The acronym “RBA” stands for “ReBuildable Atomizers”, an important category of vaping atomizer systems.
RTA’s and RDA’s are both types of RBA. The RTA (Rebuildable Tank Atomizer) is a tank system and the RDA (Rebuildable Drip Atomizer) is a dripper system. With rebuildables, you “build” your own coil. In other words, you physically wrap a coil, attach it to the system and add a wick. There are many different builds, each one depending on the RBA type and the desired vape the user wishes to achieve.
What are the benefits to using RBAs?
The main benefit to RTAs and RDAs is that you can build your own coils to your desired resistance.
Before store-bought “drop in coils” became widely available, RBAs were the only way to get a high-performance vape. Today, RBAs are used by purists who want to calibrate their vape to their exact preference and for those who wish to vape as cheaply as possible.
Convenience and cloud chasing: RTAs versus RBAs
The RDA is by far the most popular system among cloud chasers. If you want to blow huge clouds, you want to be building on an RDA. With an RDA, you literally drip the liquid from a bottle into the tank via the driptip – also known as “redripping”.
RDAs require that you drip your juice inside, vape it off (two or three puffs), then drip some more.
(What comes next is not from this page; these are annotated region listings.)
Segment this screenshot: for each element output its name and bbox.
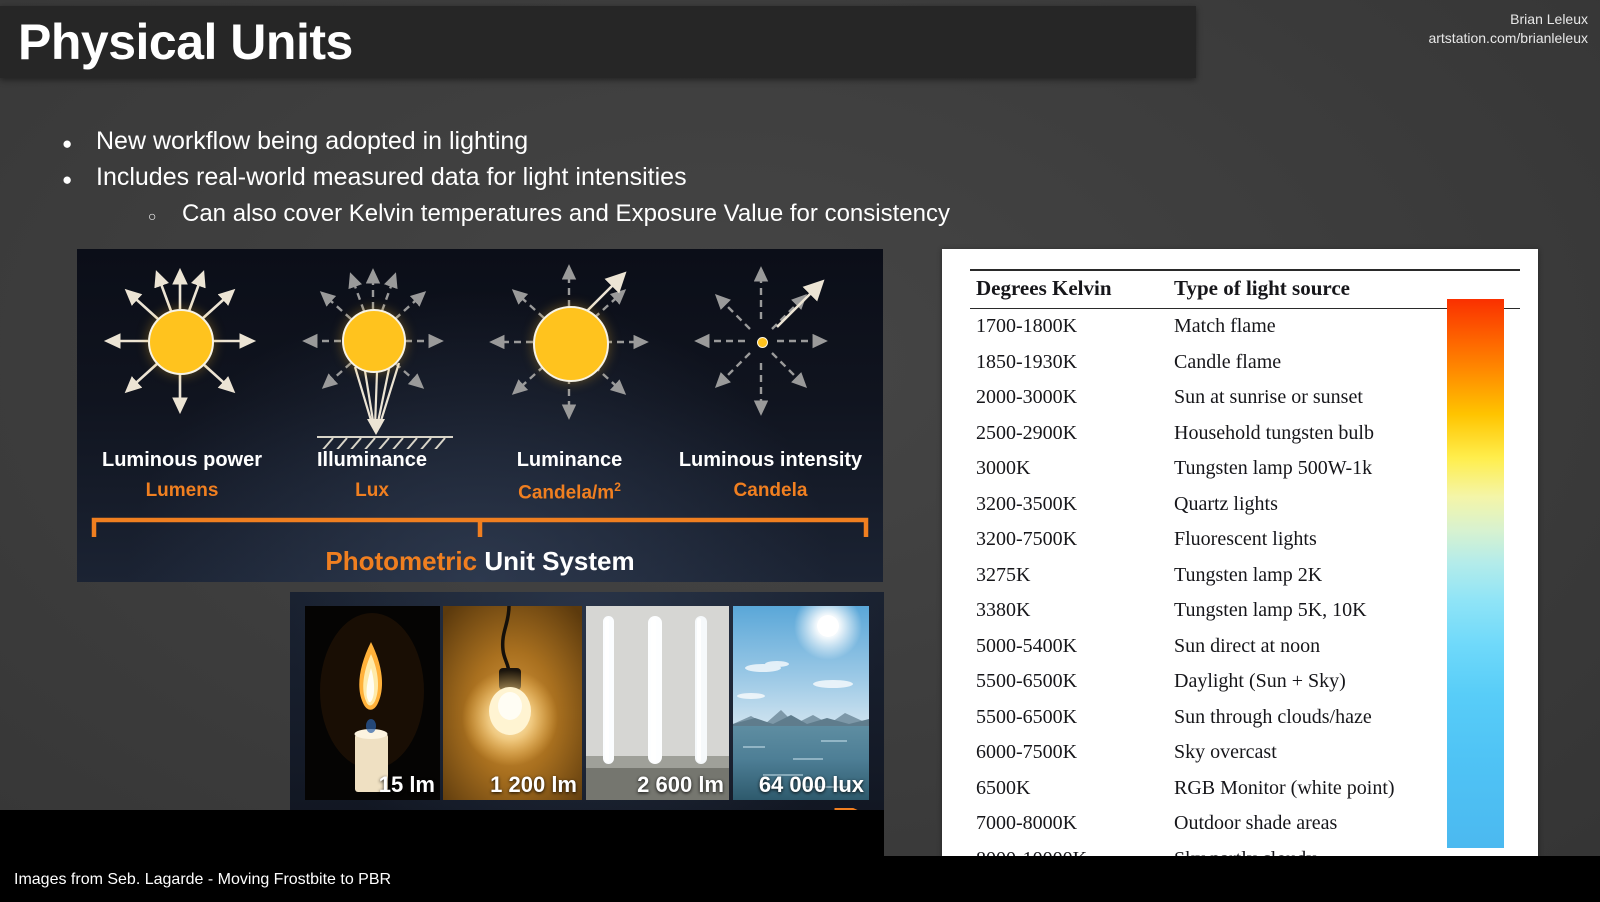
- footer-attribution: Images from Seb. Lagarde - Moving Frostb…: [14, 871, 392, 888]
- bullet-disc-icon: ●: [62, 170, 73, 189]
- author-name: Brian Leleux: [1510, 11, 1588, 27]
- cell-degrees-kelvin: 5500-6500K: [976, 670, 1078, 692]
- photo-candle-flame: 15 lm: [305, 606, 440, 800]
- unit-superscript: 2: [614, 480, 621, 494]
- kelvin-table: Degrees Kelvin Type of light source 1700…: [970, 269, 1520, 862]
- photo-caption: 2 600 lm: [637, 772, 724, 797]
- photo-incandescent-bulb: 1 200 lm: [443, 606, 582, 800]
- cell-degrees-kelvin: 3275K: [976, 563, 1031, 586]
- bullet-text: Can also cover Kelvin temperatures and E…: [182, 200, 950, 227]
- table-row: 2500-2900K Household tungsten bulb: [970, 416, 1520, 452]
- color-temperature-gradient-bar: [1447, 299, 1504, 848]
- page-title: Physical Units: [18, 14, 353, 70]
- cell-degrees-kelvin: 6500K: [976, 776, 1031, 799]
- photo-fluorescent-tubes: 2 600 lm: [586, 606, 729, 800]
- table-row: 5000-5400K Sun direct at noon: [970, 629, 1520, 665]
- cell-degrees-kelvin: 2500-2900K: [976, 421, 1078, 444]
- candle-illustration: [305, 606, 440, 800]
- cell-degrees-kelvin: 7000-8000K: [976, 812, 1078, 834]
- kelvin-table-body: 1700-1800K Match flame 1850-1930K Candle fl…: [970, 309, 1520, 862]
- table-row: 6000-7500K Sky overcast: [970, 735, 1520, 771]
- photo-caption: 15 lm: [378, 772, 435, 797]
- cell-degrees-kelvin: 5000-5400K: [976, 634, 1078, 657]
- fluorescent-illustration: [586, 606, 729, 800]
- footer-bar-upper: [0, 810, 884, 856]
- bulb-illustration: [443, 606, 582, 800]
- photometric-system-label: Photometric Unit System: [77, 546, 883, 577]
- table-header-row: Degrees Kelvin Type of light source: [970, 269, 1520, 309]
- bullet-item: ● New workflow being adopted in lighting: [62, 126, 950, 159]
- bullet-circle-icon: ○: [148, 208, 157, 224]
- photometric-column-unit: Candela: [733, 480, 808, 501]
- table-row: 3200-7500K Fluorescent lights: [970, 522, 1520, 558]
- author-credit: Brian Leleux artstation.com/brianleleux: [1428, 10, 1588, 48]
- cell-degrees-kelvin: 2000-3000K: [976, 386, 1078, 408]
- table-row: 3000K Tungsten lamp 500W-1k: [970, 451, 1520, 487]
- author-site: artstation.com/brianleleux: [1428, 30, 1588, 46]
- table-row: 6500K RGB Monitor (white point): [970, 771, 1520, 807]
- bullet-text: Includes real-world measured data for li…: [96, 163, 687, 191]
- cell-degrees-kelvin: 3200-3500K: [976, 492, 1078, 515]
- title-bar: Physical Units: [0, 6, 1196, 78]
- cell-degrees-kelvin: 5500-6500K: [976, 705, 1078, 728]
- photometric-column-title: Luminous intensity: [678, 449, 863, 471]
- kelvin-temperature-card: Degrees Kelvin Type of light source 1700…: [942, 249, 1538, 862]
- bullet-disc-icon: ●: [62, 134, 73, 153]
- photometric-column-title: Luminance: [516, 449, 623, 471]
- table-row: 5500-6500K Sun through clouds/haze: [970, 700, 1520, 736]
- photo-caption: 64 000 lux: [758, 772, 864, 797]
- table-row: 5500-6500K Daylight (Sun + Sky): [970, 664, 1520, 700]
- table-row: 3380K Tungsten lamp 5K, 10K: [970, 593, 1520, 629]
- photometric-column-title: Luminous power: [102, 449, 262, 471]
- table-row: 1850-1930K Candle flame: [970, 345, 1520, 381]
- photometric-column-unit: Lumens: [145, 480, 219, 501]
- photometric-unit-diagram: Luminous power Lumens Illuminance Lux Lu…: [77, 249, 883, 582]
- cell-degrees-kelvin: 1850-1930K: [976, 350, 1078, 373]
- table-row: 1700-1800K Match flame: [970, 309, 1520, 345]
- table-row: 3275K Tungsten lamp 2K: [970, 558, 1520, 594]
- photometric-bracket: [91, 517, 869, 537]
- table-row: 2000-3000K Sun at sunrise or sunset: [970, 380, 1520, 416]
- photometric-column-unit: Lux: [355, 480, 389, 501]
- sea-sun-illustration: [733, 606, 869, 800]
- cell-degrees-kelvin: 3000K: [976, 457, 1031, 479]
- cell-degrees-kelvin: 1700-1800K: [976, 315, 1078, 337]
- bullet-text: New workflow being adopted in lighting: [96, 127, 529, 155]
- cell-degrees-kelvin: 6000-7500K: [976, 741, 1078, 763]
- bullet-item-sub: ○ Can also cover Kelvin temperatures and…: [62, 198, 950, 232]
- photo-caption: 1 200 lm: [490, 772, 577, 797]
- column-header-degrees-kelvin: Degrees Kelvin: [970, 269, 1166, 309]
- photometric-column-unit: Candela/m2: [518, 480, 621, 504]
- table-row: 7000-8000K Outdoor shade areas: [970, 806, 1520, 842]
- slide-root: Physical Units Brian Leleux artstation.c…: [0, 0, 1600, 902]
- bullet-list: ● New workflow being adopted in lighting…: [62, 126, 950, 235]
- photo-sun-over-sea: 64 000 lux: [733, 606, 869, 800]
- bullet-item: ● Includes real-world measured data for …: [62, 162, 950, 195]
- table-row: 3200-3500K Quartz lights: [970, 487, 1520, 523]
- cell-degrees-kelvin: 3200-7500K: [976, 528, 1078, 550]
- photometric-system-label-accent: Photometric: [325, 546, 478, 576]
- photometric-system-label-rest: Unit System: [477, 546, 635, 576]
- photometric-column-title: Illuminance: [316, 449, 428, 471]
- cell-degrees-kelvin: 3380K: [976, 599, 1031, 621]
An additional advantage with this is that you can change up your liquids more frequently, but for some carrying around bottles may be a pain – An RTA may be a better choice.
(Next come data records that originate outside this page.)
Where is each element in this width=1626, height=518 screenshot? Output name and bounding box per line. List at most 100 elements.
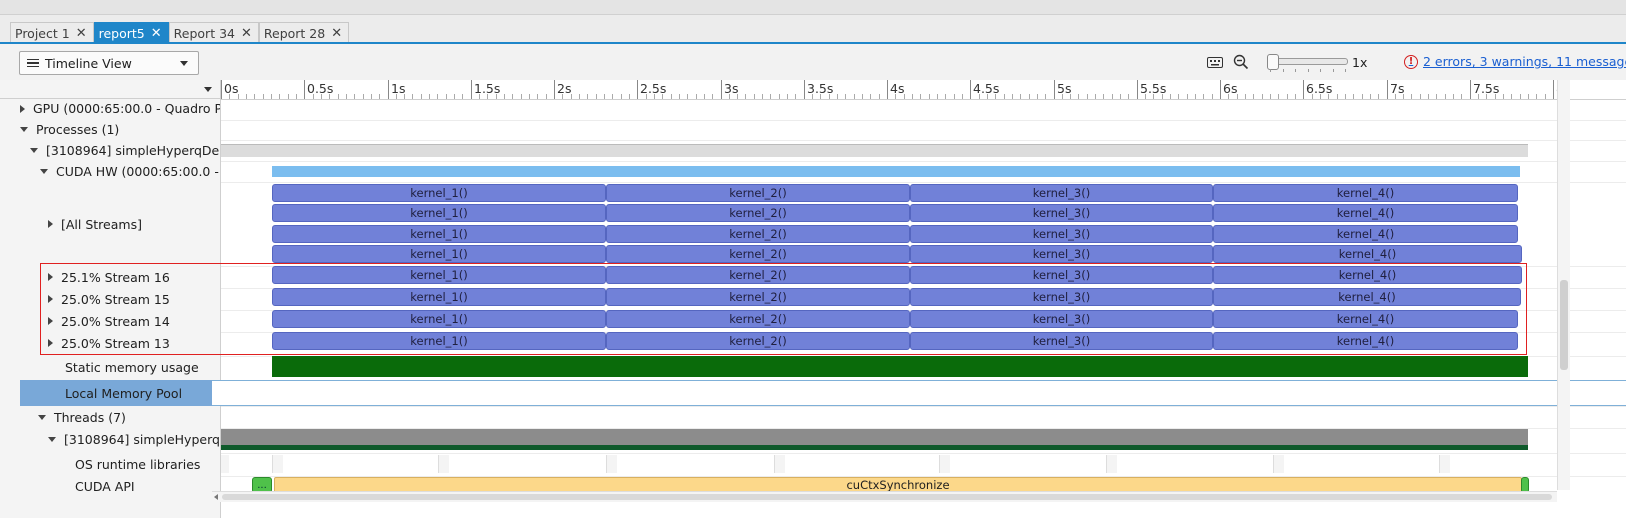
close-icon[interactable]: ✕ <box>76 26 87 41</box>
expand-icon[interactable] <box>48 295 53 303</box>
zoom-slider[interactable] <box>1267 54 1348 70</box>
ruler-minor-tick <box>1070 94 1071 99</box>
kernel-bar[interactable]: kernel_2() <box>606 310 910 328</box>
kernel-bar[interactable]: kernel_4() <box>1213 245 1522 263</box>
kernel-bar[interactable]: kernel_2() <box>606 332 910 350</box>
kernel-bar[interactable]: kernel_4() <box>1213 184 1518 202</box>
kernel-bar[interactable]: kernel_1() <box>272 288 606 306</box>
collapse-icon[interactable] <box>30 148 38 153</box>
scroll-left-icon[interactable] <box>214 494 218 500</box>
tree-row-25-1-stream-16[interactable]: 25.1% Stream 16 <box>0 266 220 288</box>
close-icon[interactable]: ✕ <box>241 26 252 41</box>
tree-row-3108964-simplehyperq[interactable]: [3108964] simpleHyperq <box>0 428 220 450</box>
tree-row-local-memory-pool[interactable]: Local Memory Pool <box>20 380 220 406</box>
ruler-minor-tick <box>1528 94 1529 99</box>
ruler-minor-tick <box>1328 94 1329 99</box>
zoom-slider-handle[interactable] <box>1267 54 1279 70</box>
os-runtime-segment[interactable] <box>221 455 229 473</box>
kernel-bar[interactable]: kernel_1() <box>272 245 606 263</box>
tree-row-threads-7[interactable]: Threads (7) <box>0 406 220 428</box>
diagnostics-link-label[interactable]: 2 errors, 3 warnings, 11 messages <box>1423 54 1626 69</box>
kernel-bar[interactable]: kernel_3() <box>910 184 1213 202</box>
expand-icon[interactable] <box>48 220 53 228</box>
kernel-bar[interactable]: kernel_1() <box>272 225 606 243</box>
keyboard-icon[interactable] <box>1207 57 1223 68</box>
os-runtime-segment[interactable] <box>272 455 283 473</box>
collapse-icon[interactable] <box>48 436 56 442</box>
horizontal-scrollbar[interactable] <box>212 491 1557 502</box>
kernel-bar[interactable]: kernel_1() <box>272 310 606 328</box>
kernel-bar[interactable]: kernel_1() <box>272 184 606 202</box>
kernel-bar[interactable]: kernel_2() <box>606 266 910 284</box>
vertical-scrollbar[interactable] <box>1557 80 1570 490</box>
expand-icon[interactable] <box>48 317 53 325</box>
kernel-bar[interactable]: kernel_2() <box>606 288 910 306</box>
kernel-bar[interactable]: kernel_4() <box>1213 332 1518 350</box>
tree-row-25-0-stream-15[interactable]: 25.0% Stream 15 <box>0 288 220 310</box>
zoom-out-icon[interactable] <box>1233 54 1249 70</box>
chevron-down-icon[interactable] <box>204 87 212 92</box>
kernel-bar[interactable]: kernel_3() <box>910 332 1213 350</box>
kernel-bar[interactable]: kernel_2() <box>606 225 910 243</box>
os-runtime-segment[interactable] <box>1439 455 1450 473</box>
tree-row-static-memory-usage[interactable]: Static memory usage <box>0 356 220 378</box>
tree-row-3108964-simplehyperqdep[interactable]: [3108964] simpleHyperqDep <box>0 140 220 161</box>
kernel-bar[interactable]: kernel_4() <box>1213 225 1518 243</box>
kernel-bar[interactable]: kernel_3() <box>910 204 1213 222</box>
tree-row-25-0-stream-14[interactable]: 25.0% Stream 14 <box>0 310 220 332</box>
kernel-bar[interactable]: kernel_1() <box>272 204 606 222</box>
timeline-area[interactable]: 0s 0.5s 1s 1.5s 2s 2.5s 3s 3.5s 4s 4.5s 5s 5.5s 6s 6.… <box>221 80 1626 518</box>
kernel-bar[interactable]: kernel_4() <box>1213 310 1518 328</box>
tab-project-1[interactable]: Project 1 ✕ <box>10 22 94 43</box>
cuda-hw-bar[interactable] <box>272 166 1520 177</box>
kernel-bar[interactable]: kernel_4() <box>1213 266 1522 284</box>
kernel-bar[interactable]: kernel_3() <box>910 266 1213 284</box>
scrollbar-thumb[interactable] <box>222 494 1552 500</box>
kernel-bar[interactable]: kernel_2() <box>606 184 910 202</box>
expand-icon[interactable] <box>48 273 53 281</box>
os-runtime-segment[interactable] <box>438 455 449 473</box>
thread-green-bar[interactable] <box>221 445 1528 450</box>
view-select[interactable]: Timeline View <box>19 51 199 75</box>
os-runtime-segment[interactable] <box>606 455 617 473</box>
collapse-icon[interactable] <box>20 127 28 132</box>
collapse-icon[interactable] <box>38 414 46 420</box>
tree-row-processes-1[interactable]: Processes (1) <box>0 119 220 140</box>
expand-icon[interactable] <box>48 339 53 347</box>
time-ruler[interactable]: 0s 0.5s 1s 1.5s 2s 2.5s 3s 3.5s 4s 4.5s 5s 5.5s 6s 6.… <box>221 80 1626 100</box>
tab-report5[interactable]: report5 ✕ <box>93 22 169 43</box>
ruler-minor-tick <box>1428 94 1429 99</box>
tree-row-25-0-stream-13[interactable]: 25.0% Stream 13 <box>0 332 220 354</box>
kernel-bar[interactable]: kernel_4() <box>1213 288 1521 306</box>
scrollbar-thumb[interactable] <box>1560 280 1568 370</box>
os-runtime-segment[interactable] <box>1273 455 1284 473</box>
tab-report-34[interactable]: Report 34 ✕ <box>168 22 259 43</box>
close-icon[interactable]: ✕ <box>331 26 342 41</box>
os-runtime-segment[interactable] <box>939 455 950 473</box>
tree-row-all-streams[interactable]: [All Streams] <box>0 182 220 266</box>
process-bar[interactable] <box>221 144 1528 157</box>
kernel-bar[interactable]: kernel_3() <box>910 310 1213 328</box>
kernel-bar[interactable]: kernel_3() <box>910 225 1213 243</box>
thread-activity-bar[interactable] <box>221 429 1528 445</box>
tree-row-os-runtime-libraries[interactable]: OS runtime libraries <box>0 453 220 475</box>
close-icon[interactable]: ✕ <box>151 26 162 41</box>
tree-row-cuda-api[interactable]: CUDA API <box>0 476 220 496</box>
kernel-bar[interactable]: kernel_3() <box>910 245 1213 263</box>
os-runtime-segment[interactable] <box>1106 455 1117 473</box>
tab-report-28[interactable]: Report 28 ✕ <box>258 22 350 43</box>
static-memory-bar[interactable] <box>272 356 1528 377</box>
diagnostics-link[interactable]: ! 2 errors, 3 warnings, 11 messages <box>1404 54 1626 69</box>
os-runtime-segment[interactable] <box>774 455 785 473</box>
collapse-icon[interactable] <box>40 169 48 174</box>
local-memory-pool-track[interactable] <box>212 380 1626 406</box>
kernel-bar[interactable]: kernel_2() <box>606 204 910 222</box>
tree-row-gpu-0000-65-00-0-quadro-p[interactable]: GPU (0000:65:00.0 - Quadro P <box>0 98 220 119</box>
kernel-bar[interactable]: kernel_4() <box>1213 204 1518 222</box>
kernel-bar[interactable]: kernel_2() <box>606 245 910 263</box>
kernel-bar[interactable]: kernel_1() <box>272 266 606 284</box>
kernel-bar[interactable]: kernel_1() <box>272 332 606 350</box>
expand-icon[interactable] <box>20 104 25 113</box>
kernel-bar[interactable]: kernel_3() <box>910 288 1213 306</box>
tree-row-cuda-hw-0000-65-00-0[interactable]: CUDA HW (0000:65:00.0 - <box>0 161 220 182</box>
An RTA is a tank system with a rebuildable coil. You can fill it up and vape until the liquid is exhausted and then fill again. The convenience comes with a small performance sacrifice and RTAs tend to be harder to build because they are assembled with multiple parts. Nevertheless, RTAs are still popular with those prepared to invest some learning time. Many vapers swear by the flavor production they are able to get from an RTA.
I’ve never built before. What should I buy? Where should I start?
Building isn’t hard to get going with, but if you’re a new-to-building vaper you should probably start with an RDA as they’re easiest for learning on.